Cada año por estas fechas, mi abuelo paterno llegaba a casa a desayunar sopas de ajo con todos nosotros. Sopas especiales, por sus condimentos y por lo que representaban para la familia. Mi padre se había levantado temprano, muy temprano, y con troncos de encina hacia un fuego sobre el que colocaba un madero de muy respetables dimensiones, y que duraba a pleno fuego durante todo el día. Mi abuelo, viudo, siempre repetía el mismo discurso: «pon ese cepo a la lumbre, que nos dé luz y nos dé calor, y celebraremos el santo, del nacimiento de Dios». Tras santiguarnos, comenzaba el desayuno, todos mojando en la misma cazuela de Pereruela, teja cocida con brillo especial.
Hoy me emociono trayendo al presente aquellos desayunos, muy afines a la Santa Cena, por el amor que nos envolvía, aunque muy lejano en el tiempo, pero que en el fondo, estructura y dinámica, física y emocional, guardan una estrecha similitud, dando paso a la presencia de algunos, no muchos, dulces caseros y frutos secos, especialmente almendras y nueces, frutos que se recolectaban del campo de nuestras fincas.
Son momentos que nos marcan, momentos que, junto a otros, cuyas vivencias llegan muy hondo, nos proporcionan los fundamentos de la vida de cada uno, haciéndola más sencilla, amable, cercana y entrañable. Porque no hace falta el teléfono móvil, el robot que te responde como el loro, ni cualquier otra presencia sonora siempre hueca, o no sonora. Son sentimientos en la humildad y el recogimiento. No más que almendras, nueces o castañas, no más que un dulce realizado con amor, entusiasmo y alegría en el hogar. La cocina romana, el hogar en el suelo, caliente, al que nos tengamos que acercar para sentir su calor, y con ello juntarnos más y más, es suficiente.
Desde este lugar entrañable, en el que la generosidad y el amor son los protagonistas, nos impresiona nuestra inquieta, irritante, enfrentada y destructora sociedad actual, cómo la entrada en la riqueza nos ha ido cambiando, alejándonos a los individuos de la sociedad.

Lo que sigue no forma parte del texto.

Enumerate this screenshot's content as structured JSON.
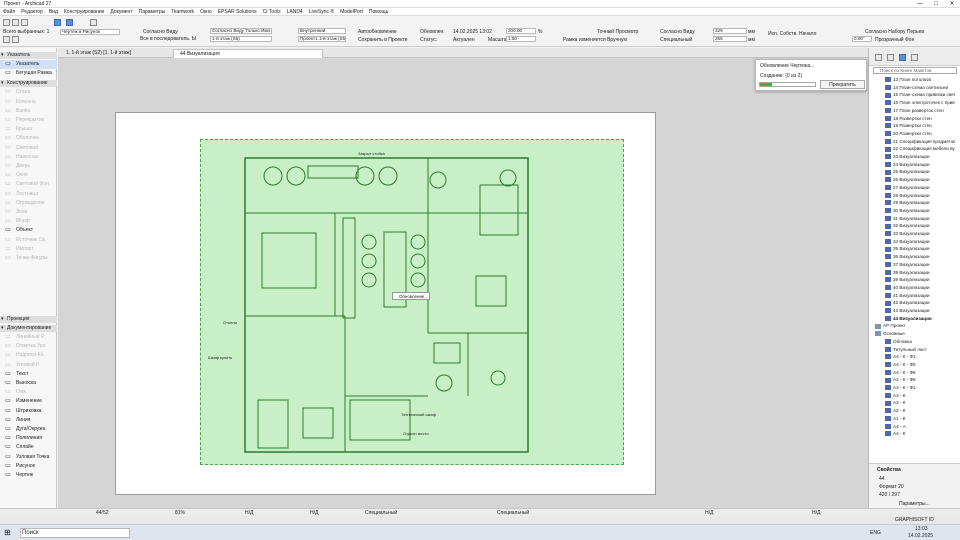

Teniendo como objetivo la paz, nos preparamos para la guerra; teniendo como objetivo la conservación del medio ambiente, para que cada día pueda ser más habitable nuestro mundo, proporcionándonos mayor grado de confort, lo estemos destruyendo, contaminándolo mediante la construcción de fábricas en las que se generan productos que nos facilitan la vida cuando en realidad lo que hacen es acercarnos cada vez más a la enfermedad y a la muerte.

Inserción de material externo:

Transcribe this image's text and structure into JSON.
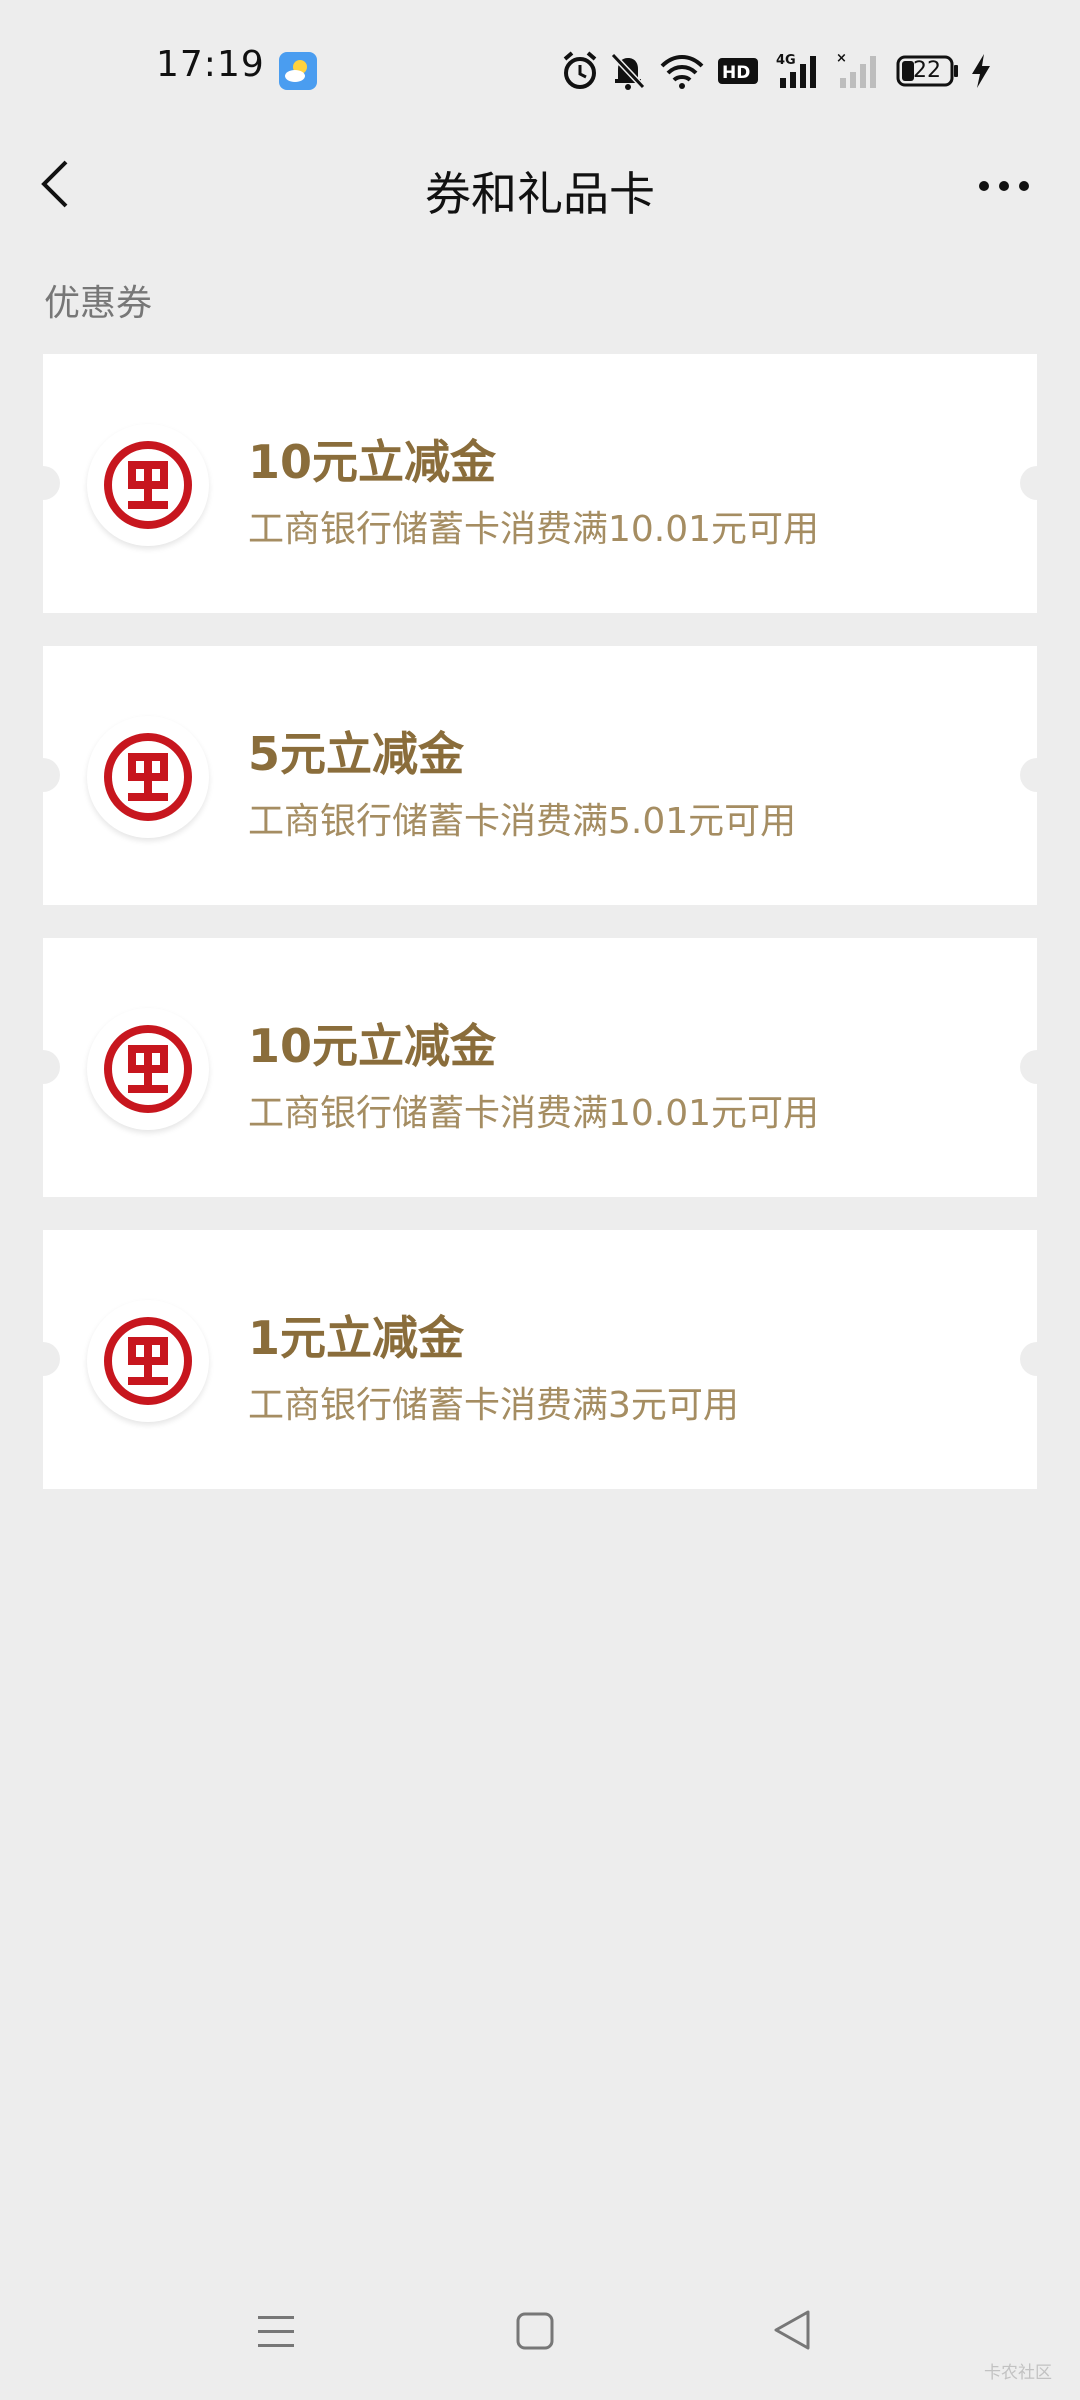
{
  "status_bar": {
    "time": "17:19",
    "battery_level": "22",
    "icons": [
      "weather-icon",
      "alarm-icon",
      "mute-bell-icon",
      "wifi-icon",
      "hd-icon",
      "signal-4g-icon",
      "signal-no-service-icon",
      "battery-icon",
      "charging-icon"
    ]
  },
  "nav": {
    "title": "券和礼品卡",
    "back_icon": "chevron-left-icon",
    "more_icon": "more-dots-icon"
  },
  "section": {
    "label": "优惠券"
  },
  "coupons": [
    {
      "title": "10元立减金",
      "desc": "工商银行储蓄卡消费满10.01元可用",
      "logo": "icbc-logo-icon"
    },
    {
      "title": "5元立减金",
      "desc": "工商银行储蓄卡消费满5.01元可用",
      "logo": "icbc-logo-icon"
    },
    {
      "title": "10元立减金",
      "desc": "工商银行储蓄卡消费满10.01元可用",
      "logo": "icbc-logo-icon"
    },
    {
      "title": "1元立减金",
      "desc": "工商银行储蓄卡消费满3元可用",
      "logo": "icbc-logo-icon"
    }
  ],
  "system_nav": {
    "icons": [
      "menu-icon",
      "home-square-icon",
      "back-triangle-icon"
    ]
  },
  "watermark": "卡农社区",
  "colors": {
    "background": "#ededed",
    "card": "#ffffff",
    "coupon_title": "#8a6d3b",
    "coupon_desc": "#a58d62",
    "icbc_red": "#c7161e"
  }
}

Realmente, hoy se da la circunstancia que muchos ciudadanos expresan sus quejas por la deriva que hemos tomado, por el equívoco entre progreso y bienestar social, por la dicotomía entre tecnología y vida saludable, pero aquí nos quedamos todos, en las quejas, que reiteramos cada día.

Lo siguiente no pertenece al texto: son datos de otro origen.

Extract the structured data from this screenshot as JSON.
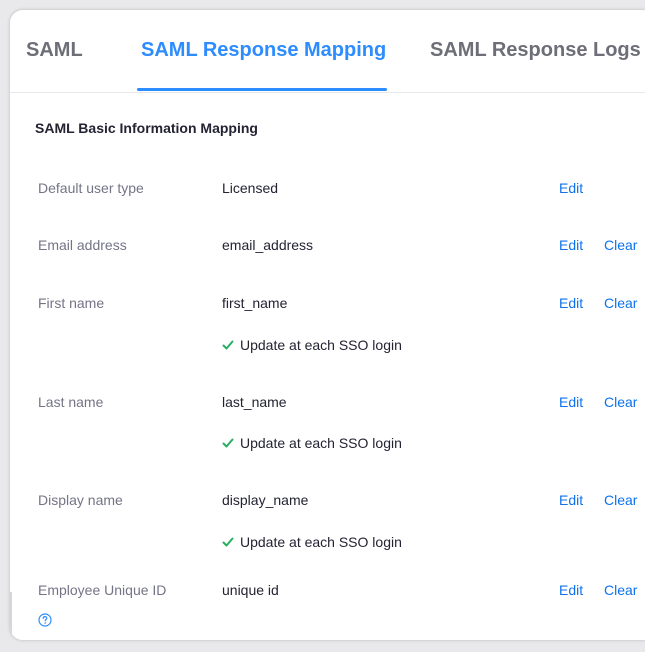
{
  "tabs": [
    {
      "label": "SAML",
      "active": false
    },
    {
      "label": "SAML Response Mapping",
      "active": true
    },
    {
      "label": "SAML Response Logs",
      "active": false
    }
  ],
  "section_title": "SAML Basic Information Mapping",
  "actions": {
    "edit": "Edit",
    "clear": "Clear"
  },
  "rows": [
    {
      "label": "Default user type",
      "value": "Licensed"
    },
    {
      "label": "Email address",
      "value": "email_address"
    },
    {
      "label": "First name",
      "value": "first_name",
      "update": "Update at each SSO login"
    },
    {
      "label": "Last name",
      "value": "last_name",
      "update": "Update at each SSO login"
    },
    {
      "label": "Display name",
      "value": "display_name",
      "update": "Update at each SSO login"
    },
    {
      "label": "Employee Unique ID",
      "value": "unique id"
    }
  ],
  "colors": {
    "accent": "#2d8cff",
    "link": "#0e72ed",
    "check": "#27ae60"
  },
  "icons": {
    "check": "check-icon",
    "help": "help-circle-icon"
  }
}
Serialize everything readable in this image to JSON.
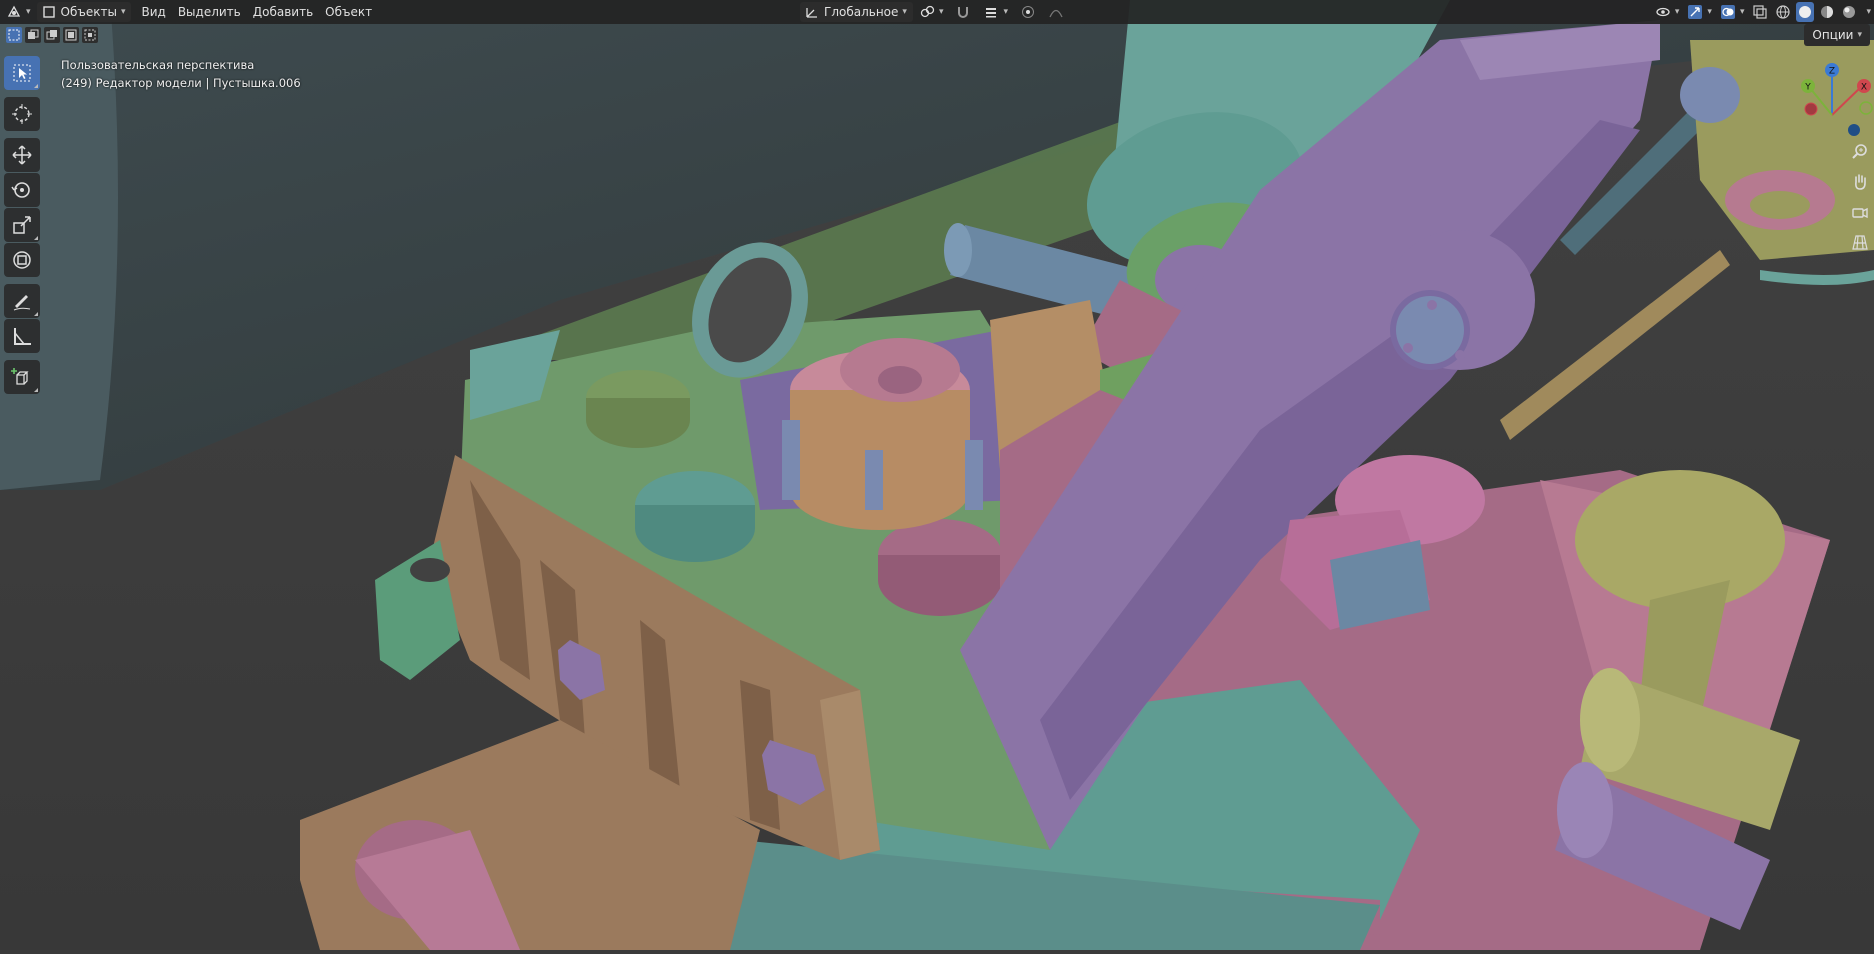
{
  "header": {
    "mode_label": "Объекты",
    "menu": [
      "Вид",
      "Выделить",
      "Добавить",
      "Объект"
    ],
    "transform_orientation": "Глобальное"
  },
  "viewport": {
    "view_name": "Пользовательская перспектива",
    "info_line": "(249) Редактор модели | Пустышка.006",
    "options_label": "Опции"
  },
  "gizmo": {
    "x": "X",
    "y": "Y",
    "z": "Z"
  },
  "colors": {
    "accent": "#4772b3",
    "green": "#6f9a6b",
    "pink": "#a56b86",
    "tan": "#9b7a5d",
    "teal": "#5f9c92",
    "purple": "#8b74a6",
    "blue": "#6b88a3",
    "olive": "#9a9b5e"
  }
}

Se hace obligada la reflexión, la crítica, una visión objetiva de la realidad, para que cada individuo, a pesar de alejarse del redil, realice una labor de control solidario, abra un paréntesis de meditación y tome caminos sencillos y amables aunque sólo sea con almendras, nueces y castañas, porque cuando estas se toman con satisfacción, no hace falta mucho más.
Desde hoy, en la medida en que nos sea posible, más que criticar, analicemos nuestro itinerario a seguir, así como nuestras posibles alternativas, desde la sabiduría de que todos los caminos, al final, nos llevan al mismo lugar. Por ello es bueno tomar, o retomar, el más sencillo, aquel en el que nos sintamos más acogidos, más abrigados, más cercanos a los otros.